ECLI:NL:HR:2021:1610
Hoge Raad
- Cassatie
- Rechtspraak.nl
Ontvankelijkheid van het beroep in cassatie inzake griffierecht
In deze zaak heeft de Hoge Raad op 5 november 2021 uitspraak gedaan over de ontvankelijkheid van een beroep in cassatie van belanghebbende, [X] te [Z], tegen de Staatssecretaris van Financiën. Het beroep was gericht tegen een uitspraak van de Rechtbank Den Haag van 29 april 2021. De Hoge Raad heeft vastgesteld dat belanghebbende niet heeft voldaan aan de verschuldigdheid van griffierecht, ondanks dat hij op 22 juli 2021 door de griffier van de Hoge Raad op deze verplichting is gewezen.

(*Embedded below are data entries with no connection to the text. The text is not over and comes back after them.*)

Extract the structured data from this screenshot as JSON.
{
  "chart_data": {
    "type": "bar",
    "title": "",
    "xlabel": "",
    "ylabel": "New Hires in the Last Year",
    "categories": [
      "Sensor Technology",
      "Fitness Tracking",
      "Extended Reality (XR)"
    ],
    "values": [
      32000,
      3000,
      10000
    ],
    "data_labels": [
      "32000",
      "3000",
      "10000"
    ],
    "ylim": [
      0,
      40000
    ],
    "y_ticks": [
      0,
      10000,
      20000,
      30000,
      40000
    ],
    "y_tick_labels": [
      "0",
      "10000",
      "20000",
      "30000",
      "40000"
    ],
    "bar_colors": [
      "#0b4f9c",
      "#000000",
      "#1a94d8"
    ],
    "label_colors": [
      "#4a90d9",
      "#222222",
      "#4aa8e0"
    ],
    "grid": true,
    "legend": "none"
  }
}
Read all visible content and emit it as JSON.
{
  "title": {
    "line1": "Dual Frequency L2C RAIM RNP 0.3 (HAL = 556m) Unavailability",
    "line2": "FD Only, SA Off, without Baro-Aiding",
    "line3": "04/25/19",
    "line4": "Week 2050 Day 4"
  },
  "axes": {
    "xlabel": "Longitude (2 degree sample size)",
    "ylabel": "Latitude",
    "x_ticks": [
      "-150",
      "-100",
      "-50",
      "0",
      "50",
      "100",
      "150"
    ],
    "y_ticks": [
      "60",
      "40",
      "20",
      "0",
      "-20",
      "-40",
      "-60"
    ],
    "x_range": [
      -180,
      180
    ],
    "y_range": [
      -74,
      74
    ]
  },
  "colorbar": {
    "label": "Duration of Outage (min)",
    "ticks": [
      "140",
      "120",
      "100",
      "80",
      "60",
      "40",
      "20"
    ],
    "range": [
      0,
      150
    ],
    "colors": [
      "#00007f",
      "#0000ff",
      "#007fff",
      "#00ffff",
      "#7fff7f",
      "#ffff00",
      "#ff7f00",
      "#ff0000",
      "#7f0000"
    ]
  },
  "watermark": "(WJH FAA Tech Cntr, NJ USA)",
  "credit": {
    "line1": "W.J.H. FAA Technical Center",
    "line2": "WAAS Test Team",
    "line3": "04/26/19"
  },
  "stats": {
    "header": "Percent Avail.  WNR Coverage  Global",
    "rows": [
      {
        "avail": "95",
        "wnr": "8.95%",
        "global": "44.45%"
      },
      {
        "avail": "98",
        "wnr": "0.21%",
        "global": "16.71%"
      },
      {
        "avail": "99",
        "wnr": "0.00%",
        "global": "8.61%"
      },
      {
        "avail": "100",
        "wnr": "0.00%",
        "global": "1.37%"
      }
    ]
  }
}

De griffierechten moesten binnen een termijn van vier weken worden betaald, maar belanghebbende heeft hier geen gehoor aan gegeven.
Op 23 augustus 2021 heeft de griffier belanghebbende in de gelegenheid gesteld om te verklaren waarom het griffierecht niet was betaald, maar belanghebbende heeft van deze gelegenheid geen gebruikgemaakt. De Hoge Raad heeft op basis van artikel 8:41, lid 6, van de Algemene wet bestuursrecht (Awb) geoordeeld dat het beroep in cassatie niet-ontvankelijk moet worden verklaard.
De Hoge Raad heeft geen aanleiding gezien om een veroordeling in de proceskosten uit te spreken. De beslissing van de Hoge Raad is openbaar uitgesproken op 5 november 2021, waarbij de vice-president en de raadsheren de uitspraak hebben gedaan.